その時、リビングの端にいたシャリーが碧華の元に駆け出し抱きついた。
「碧ちゃん、ごめんなさい。私、あなたの悪口を言ったつもりはなかったのよ。本当よ。あなたのお誕生日パーティーでのお誕生日プレゼントを突然みせて驚かせたかったの。だから、忙しいから出て行っていっちゃったのよ。本当よ。私碧ちゃんのこと大好きなのよ。きっ嫌いになったんじゃないのよ。本当よ」
シャリーは涙で真っ赤になった目で碧華を抱きしめた。
「わかってるわよ。私の方こそ心配かけてごめんね。でもあれ?今誕生日っていった?」
「あっ、みんなごめんなさい喋っちゃった」
「まったく、あなたに隠し事をさせようとした私がばかだったわね」
リリーが腕を組んで大きくため息をつくと、仕方ないわねというような顔をした。
「そうだわ、ビル、ジャンニさん、二人とも今から会社に戻るの?」
テマソンが聞くと二人は顔を見合わせてそれぞれ首を横に振った。
「もう家に戻るだけですよ」
ジャンニがそういうとビルも頷いた。
「じゃあ今から誕生日パーティー開かない?本当は明後日の日曜日にリリーの家でする予定だったけど、あれはあれでするとして、今日はフレッド以外はアトラスの桜木ファミリーがほとんどそろっているし、明後日はジャンニさんとママンもこられないっていってたでしょ。ライフが明日から家にくるっていっていたから昨日食材を大量に買い出しに行ったばかりでたくさんあるから、手分けして作ればいいし、ケーキはないけど」
テマソンは時計に視線を向けて言った。時間はもうすぐ八時になろうとしていた。
「あるわよケーキ」
一同が一斉に声の主を見た。その声を発したのはヴィクトリアだった。
「ママン?」
「実はね、今日昨日のことでチャーリーが謝りたいっていうから、あなたたちが仕事が終わったら一緒に食べようと思ってケーキを買って謝りにここに来ようと思っていた所にテマソンから連絡が入ったからそのまま車に積んであるの」
そう言ったヴィクトリアに一同が一斉にヴィクトリアに視線が向かった。
「あのママン?もしかしてチャーリー叔母様も来ているの?」
そうたずねたのはリリーだった。
「もちろんよ、車に待たせてあるわ」
「ええええ~、ママンがきてからずいぶん過ぎているわよ。ずっと、チャーリー叔母様を車で待たせているの」
「あら?そんなに時間たったかしら?大変、あの子おかしくなっていないかしら」
ヴィクトリアは慌ててバッグに入れている携帯電話を取り出した。
「まあすごい数の留守電が入ってるわ。ハロー、ごめんねチャーリー、うん大丈夫。碧ちゃん見つかったから、今からパーティーするから今迎えに行くわね。えっ?ええわかったわ、こっちから電話入れてみるわ。大丈夫よ、先に私から伝えるから。ええ、じゃあもう少し待っててね」
ヴィクトリアははそういうと携帯電話を切ると、また電話をした。そして電話の相手と短いやり取りをすると、準備を始めている一同に向かって言った。

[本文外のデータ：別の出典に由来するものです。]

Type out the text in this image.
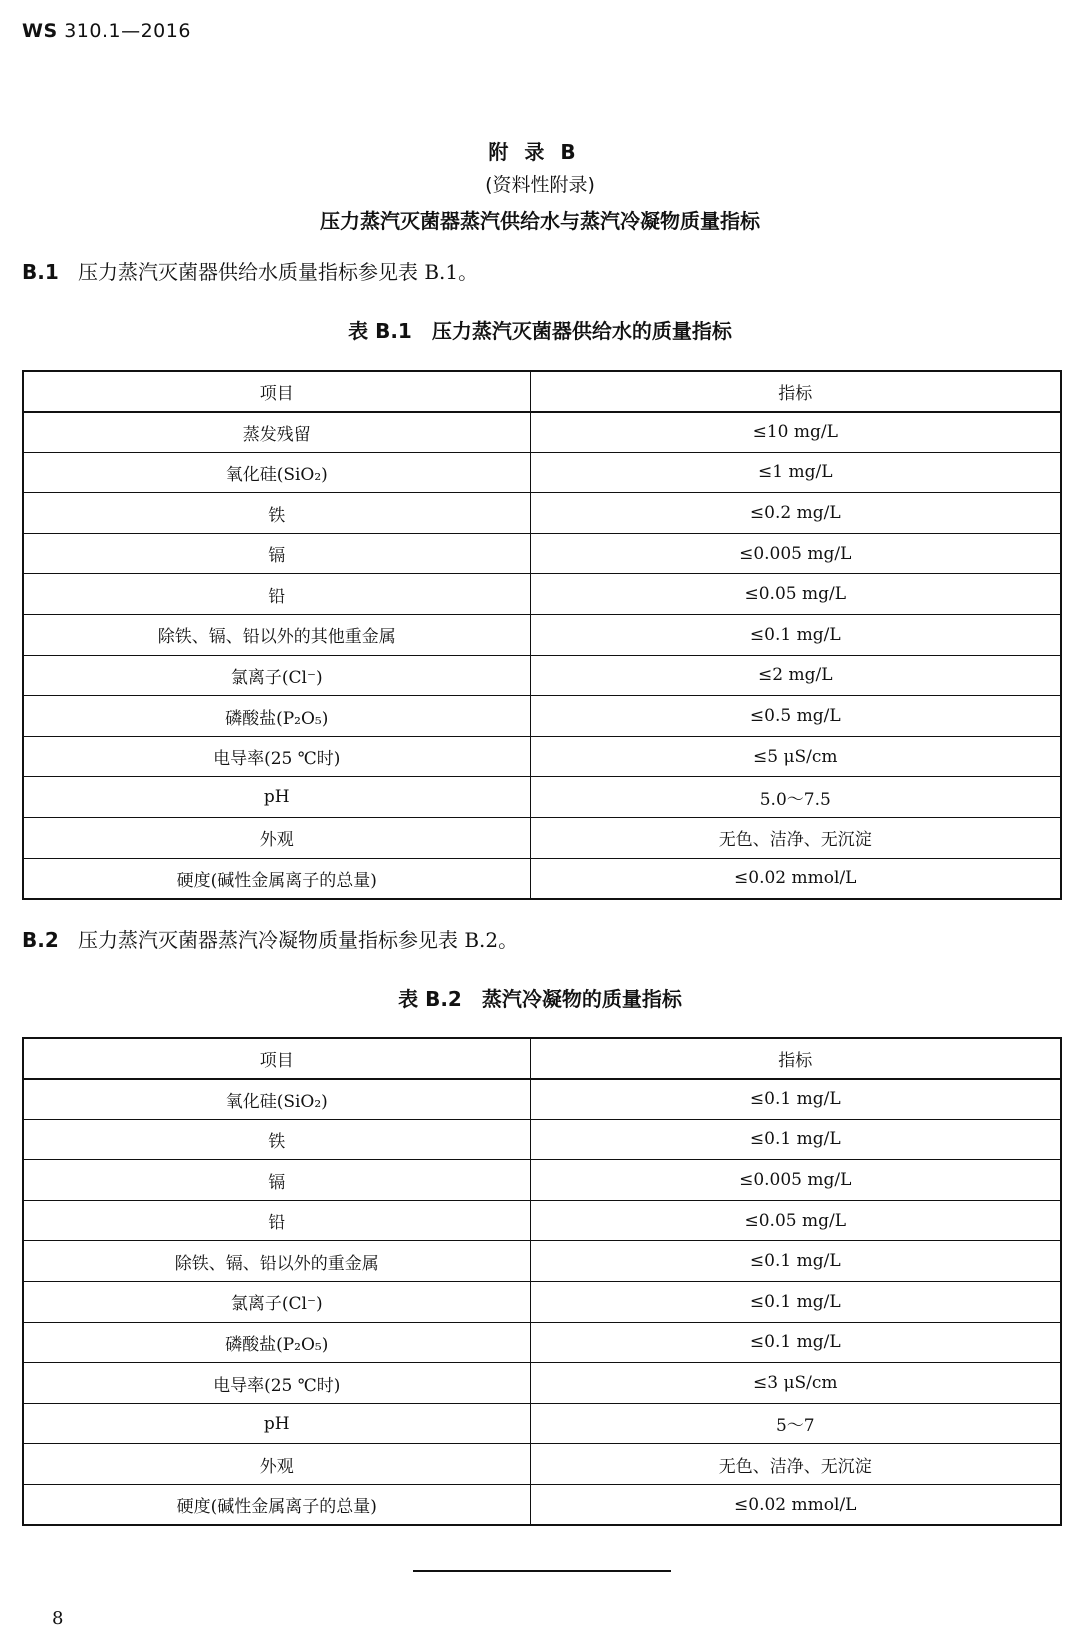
WS 310.1—2016
附录B
(资料性附录)
压力蒸汽灭菌器蒸汽供给水与蒸汽冷凝物质量指标
B.1 压力蒸汽灭菌器供给水质量指标参见表 B.1。
表 B.1　压力蒸汽灭菌器供给水的质量指标
项目	指标
蒸发残留	≤10 mg/L
氧化硅(SiO₂)	≤1 mg/L
铁	≤0.2 mg/L
镉	≤0.005 mg/L
铅	≤0.05 mg/L
除铁、镉、铅以外的其他重金属	≤0.1 mg/L
氯离子(Cl⁻)	≤2 mg/L
磷酸盐(P₂O₅)	≤0.5 mg/L
电导率(25 ℃时)	≤5 μS/cm
pH	5.0～7.5
外观	无色、洁净、无沉淀
硬度(碱性金属离子的总量)	≤0.02 mmol/L
B.2 压力蒸汽灭菌器蒸汽冷凝物质量指标参见表 B.2。
表 B.2　蒸汽冷凝物的质量指标
项目	指标
氧化硅(SiO₂)	≤0.1 mg/L
铁	≤0.1 mg/L
镉	≤0.005 mg/L
铅	≤0.05 mg/L
除铁、镉、铅以外的重金属	≤0.1 mg/L
氯离子(Cl⁻)	≤0.1 mg/L
磷酸盐(P₂O₅)	≤0.1 mg/L
电导率(25 ℃时)	≤3 μS/cm
pH	5～7
外观	无色、洁净、无沉淀
硬度(碱性金属离子的总量)	≤0.02 mmol/L
8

「みんな!大量のお料理を城から今運んできてくれているんですって、後三十分ぐらいで到着するらしいわよ、だから準備はそんなにしなくてもいいわよ」
「あらママン、どうしてそんなに根回しいいの?」
テマソンは驚いてたずねた。
「実はね、チャーリーなのよ。リリーから私に碧ちゃんが行方不明だって連絡が来ていた時はケーキを買って、こっちに向かっている最中だったのよ」
「ママンが一番最初に会社についていたからどうしてだろうって思ったのよね」
リリーが納得したようにいうとヴィクトリアがさらに説明をした。
「結局地下駐車場に一番先に到着していた私の車に乗っているチャーリーが次々に見た顔の人間が到着するのをみて、パーティーの人数が増えそうだから料理を追加で作って運んでくれって城の料理長に連絡をいれていたらしいのよ」
「グッジョブだねチャーリー大叔母さん」
ライフがいうと、リリーが叫んだ。
「どうしょう。私誕生日プレゼント持ってきていないわ!」
リリーの言葉にテマソンは言った。
「明後日もう一度するんだから、今日はいいじゃないの」
「嫌よ。私とってくるわ」
そう言ってバッグをとって玄関に向かおうとした時ビルが言った。
「リリー、君がいっている誕生日プレゼントなら、まだ君の車の後ろに入れっぱなしなんじゃないのかい?さっき君の車の隣に車をつけた時見かけた気がしたんだけど。あれじゃないのか?」
「あああ~そうよ、私ったらやるじゃない、とってくるわ」
そんな妻をみながら、何かを思い出したのか、ジャンニの所まで行き耳打ちした。
「ジャンニ、我々のあれは明後日にするのか?」
「そうしますか。あれは家に置いてあるし、今から取りに行くとなると時間がかかってしまうから、予定通り明後日シャリーに託しますよ」
ビルとジャンニの会話を聞いたシャリーがジャンニに言った。
「あらじゃあ、今からフレッドに持ってきてもらえばいいじゃありませんか?」
「フレッドが?あいつは明日フランスから戻ると言っていなかったか?」
「ええ、でも今メールを見ましたら、仕事が早く終わったので、一日早く帰国していたみたいで、今家にいるようですわよ」
シャリーの言葉を聞いたジャンニは早速フレッドに電話を入れた。フレッドは疲れも見せず二つ返事で頼まれものを持ってこっちに向かうという連絡が入った。
「あっじゃあ、私は出版部門にプレゼントを取りに行ってきますわ。実は夕方完成したばかりなのよ。間に合ってよかったわ」
「そうだわ、私も荷物下だったわ」
シャリーとテマソンはそれぞれに荷物を取りに会社へとおりて行き、ヴィクトリアはリリーと碧華を伴って、地下駐車場で待ちぼうけをしているチャーリーに会うために地下駐車場へと向かった。